Le Cheval et l'Âne se rendant en pèlerinage à la Mecque Léon Riffard (1829 - ?)

Du temps où les bêtes parlaient,
- Où les hommes savaient se taire ! -
L'Ane et son compagnon, le Cheval, s'en allaient
Libres, à travers champs, par monts et par vaux : « Frère,
Dit le Cheval, un beau jour, au Baudet,
Il faut que je te mette au courant d'un projet,
Qui depuis quelques jours me trotte par la tète.
Si tu veux, quand viendra -la Fête,
Nous irons visiter le tombeau du Prophète,
Comme il convient à tout cheval pieux,
Et même à tout baudet, un peu religieux.
J'ai fait vœu d'accomplir ce saint pèlerinage.
Le voyage
Sera plus agréable à deux. »
L'Ane lui répondit : « Sans doute
Le projet m'agrée, entre nous,
Mais avez-vous prévu les ennuis de la route ?
Les privations, les dégoûts.
C'est peut-être bien dur pour vous.
- Comment, je ne pourrais pas faire
Ce que fait tous les jours un simple dromadaire!
Que dis-je ?... ce que fait un âne comme toi!
Pourquoi ?
- Vous fûtes trop heureux, trop choyé dans la vie.
Que deviendriez-vous sans farine, sans foin ?

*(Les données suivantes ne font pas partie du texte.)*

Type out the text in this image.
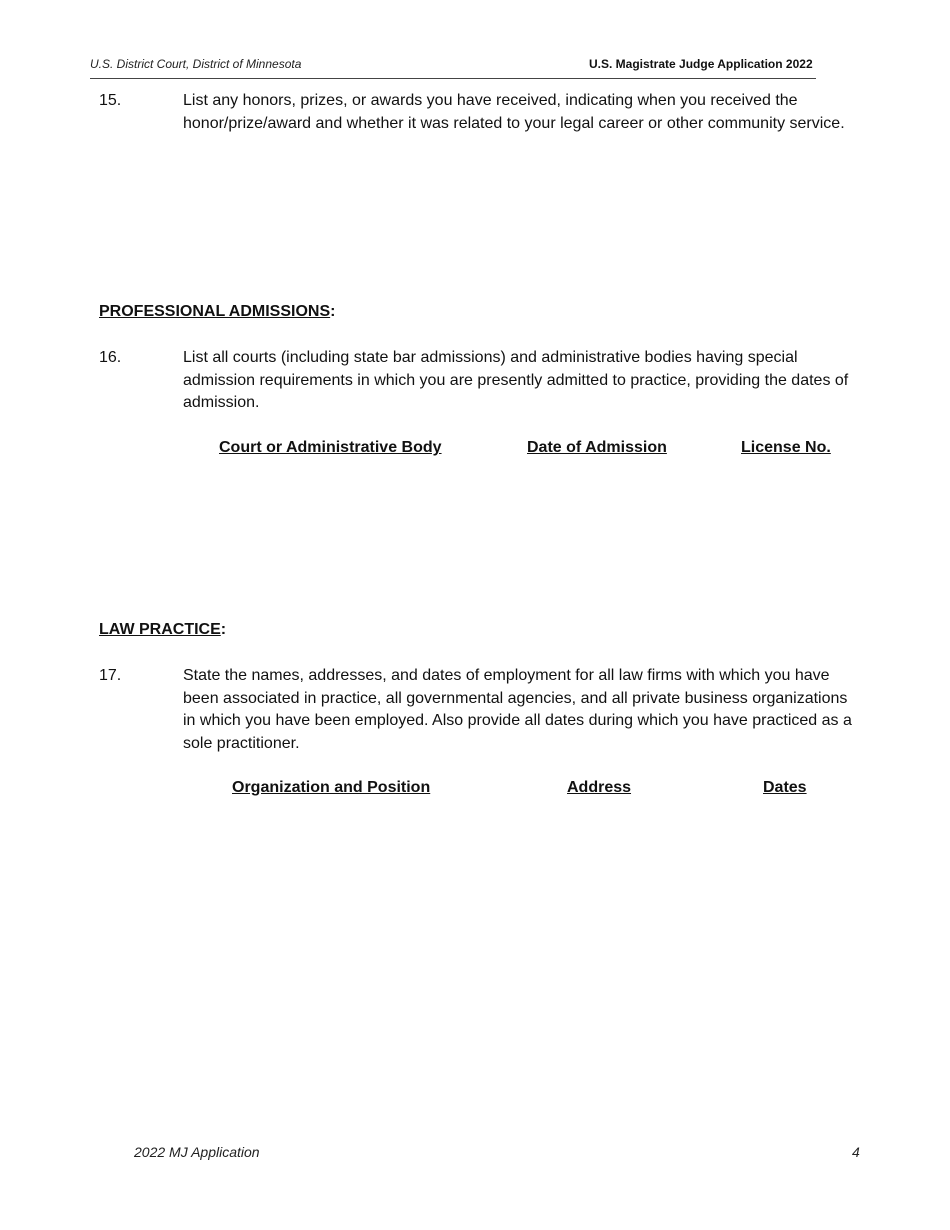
U.S. District Court, District of Minnesota	U.S. Magistrate Judge Application 2022
15.	List any honors, prizes, or awards you have received, indicating when you received the honor/prize/award and whether it was related to your legal career or other community service.
PROFESSIONAL ADMISSIONS:
16.	List all courts (including state bar admissions) and administrative bodies having special admission requirements in which you are presently admitted to practice, providing the dates of admission.
Court or Administrative Body	Date of Admission	License No.
LAW PRACTICE:
17.	State the names, addresses, and dates of employment for all law firms with which you have been associated in practice, all governmental agencies, and all private business organizations in which you have been employed. Also provide all dates during which you have practiced as a sole practitioner.
Organization and Position	Address	Dates
2022 MJ Application	4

Sans étrille!... - Quittez ce soin.
J'ai pu jusqu'à ce jour, au gré de mon envie,
Me passer mainte fantaisie,
Me donner du bon temps, satisfaire mon goût;
Pourquoi se priver après tout ?
Mais, vienne le moment de faire pénitence,
Personne autant que moi n'aura de l'endurance.
La volonté suffit. -. L'habitude vaut mieux. »

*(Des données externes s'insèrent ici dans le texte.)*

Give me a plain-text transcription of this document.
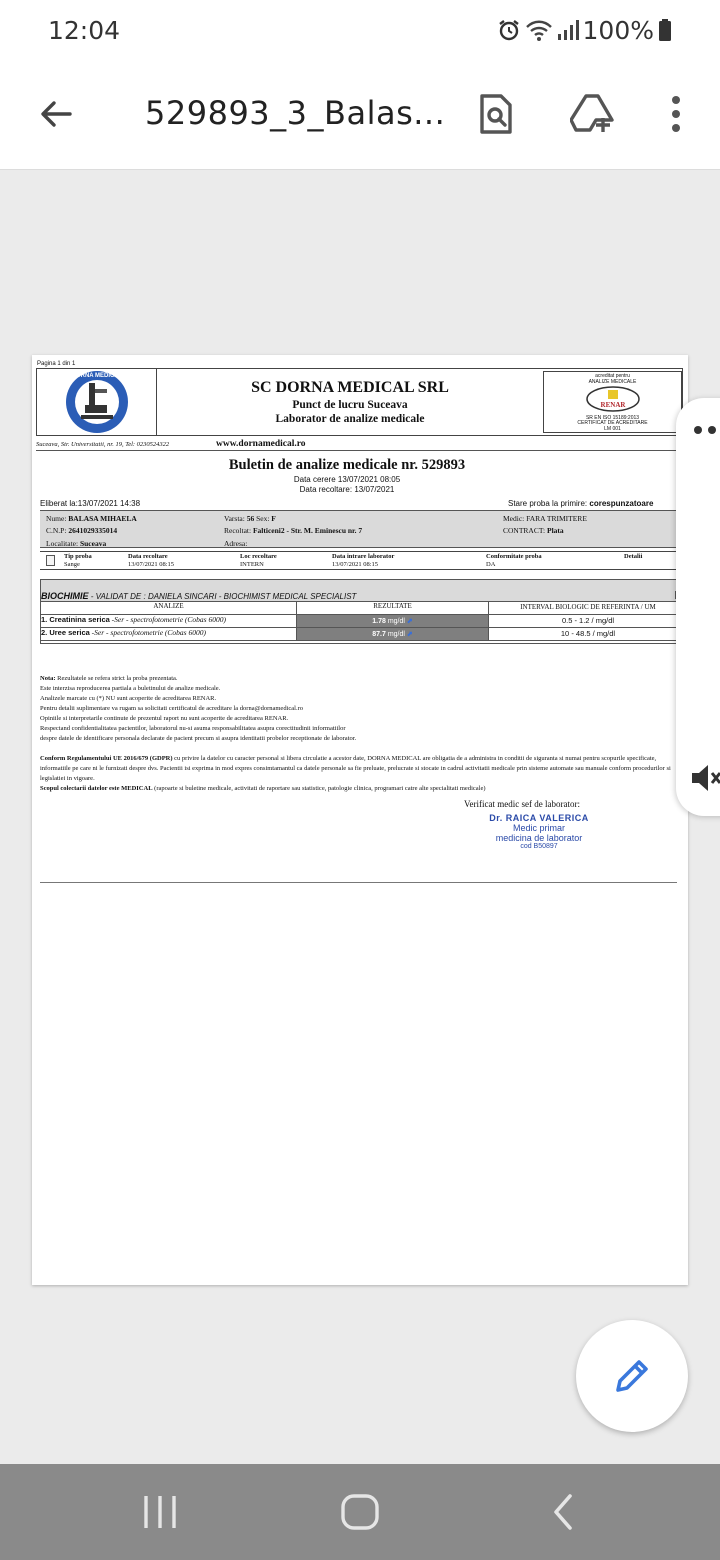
12:04	100%
529893_3_Balas...
Pagina 1 din 1
DORNA MEDICAL
SC DORNA MEDICAL SRL
Punct de lucru Suceava
Laborator de analize medicale
acreditat pentru
ANALIZE MEDICALE
RENAR
SR EN ISO 15189:2013
CERTIFICAT DE ACREDITARE
LM 001
Suceava, Str. Universitatii, nr. 19, Tel: 0230524322	www.dornamedical.ro
Buletin de analize medicale nr. 529893
Data cerere 13/07/2021 08:05
Data recoltare: 13/07/2021
Eliberat la:13/07/2021 14:38	Stare proba la primire: corespunzatoare
Nume: BALASA MIHAELA
C.N.P: 2641029335014
Localitate: Suceava
Varsta: 56 Sex: F
Recoltat: Falticeni2 - Str. M. Eminescu nr. 7
Adresa:
Medic: FARA TRIMITERE
CONTRACT: Plata
Tip proba	Data recoltare	Loc recoltare	Data intrare laborator	Conformitate proba	Detalii
Sange	13/07/2021 08:15	INTERN	13/07/2021 08:15	DA
BIOCHIMIE - VALIDAT DE : DANIELA SINCARI - BIOCHIMIST MEDICAL SPECIALIST
ANALIZE	REZULTATE	INTERVAL BIOLOGIC DE REFERINTA / UM
1. Creatinina serica -Ser - spectrofotometrie (Cobas 6000)	1.78 mg/dl ⬈	0.5 - 1.2 / mg/dl
2. Uree serica -Ser - spectrofotometrie (Cobas 6000)	87.7 mg/dl ⬈	10 - 48.5 / mg/dl
Nota: Rezultatele se refera strict la proba prezentata.
Este interzisa reproducerea partiala a buletinului de analize medicale.
Analizele marcate cu (*) NU sunt acoperite de acreditarea RENAR.
Pentru detalii suplimentare va rugam sa solicitati certificatul de acreditare la dorna@dornamedical.ro
Opiniile si interpretarile continute de prezentul raport nu sunt acoperite de acreditarea RENAR.
Respectand confidentialitatea pacientilor, laboratorul nu-si asuma responsabilitatea asupra corectitudinii informatiilor
despre datele de identificare personala declarate de pacient precum si asupra identitatii probelor receptionate de laborator.
Conform Regulamentului UE 2016/679 (GDPR) cu privire la datelor cu caracter personal si libera circulatie a acestor date, DORNA MEDICAL are obligatia de a administra in conditii de siguranta si numai pentru scopurile specificate, informatiile pe care ni le furnizati despre dvs. Pacientii isi exprima in mod expres consimtamantul ca datele personale sa fie preluate, prelucrate si stocate in cadrul activitatii medicale prin sisteme automate sau manuale conform procedurilor si legislatiei in vigoare.
Scopul colectarii datelor este MEDICAL (rapoarte si buletine medicale, activitati de raportare sau statistice, patologie clinica, programari catre alte specialitati medicale)
Verificat medic sef de laborator:
Dr. RAICA VALERICA
Medic primar
medicina de laborator
cod B50897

Ils partent au jour dit. Le soir, une prairie,
Drue et fleurie,
Offrit aux voyageurs un repas copieux,
En même temps qu'un lit moelleux.
« Eh bien, qu'en dis-tu, camarade ?
On croirait que le ciel bénit notre escapade.
- C'est vrai, fit le grison de sa voix de Stentor,
Ce pré-là vaut son pesant d'or. »
Et pendant que l'autre gambade,
Caracolant, cabriolant, »
Et détachant mainte ruade,
Il ne perd pas un coup de dent.
À la guerre comme en voyage,
Quiconque est sage
Doit s'empresser d'en faire autant.
L'aurore
Le trouva qui broutait encore.
Le cheval s'était endormi,
« Allons, il faut partir, ami !
L'étape sera rude aujourd'hui. Les prairies
Ne vont guère plus loin. Là-bas, c'est le désert !
Pas d'herbage, pas de couvert.
Il ne faut pas compter sur les hôtelleries. »
On chemine gaiement. Le cheval dit : « J'ai faim. »
Il regarde à l'entour : pas le moindre brin d'herbe !
« Que c'est beau, le désert ! quelle ligne superbe !
- Je donnerais tout ça pour un morceau de pain.
- Courage, ami cheval, courage !
Je gage
Que presque à mi-chemin nous serons demain soir.
Voyez-vous ce palmier, qu'aucun souffle ne bouge,
Et qui s'enlève, d'un trait noir
Au bord du ciel rayé de rouge ?
Eh bien! d'une eau limpide il indique le cours.
Et voici d'autre part un peu de nourriture. »
Il dit, et, quittant le chemin,
Descend un peu, plein d'allégresse,
Et cueille avec délicatesse
Un chardon aperçu dans le creux d'un ravin.
« Tenez, la plante est un peu rude,
Mais nourrissante, et pleine de saveur. »
Le cheval, affamé, répond avec hauteur :
« De manger, des chardons je n'ai pas l'habitude !
- Ah ! Et la volonté ? Qu'en faites-vous, seigneur?
Bien vite, croyez-moi, retournez en arrière,
Car vous tomberiez mort au bout de la carrière.
Remontez le lit du ravin :
Il va vous ramener vers las prés. N'ayez crainte.
Faites-y bonne chère, engraissez-y sans plainte.
Quand on veut pénétrer jusqu'à la cité sainte,
Il faut savair manger des chardons en chemin.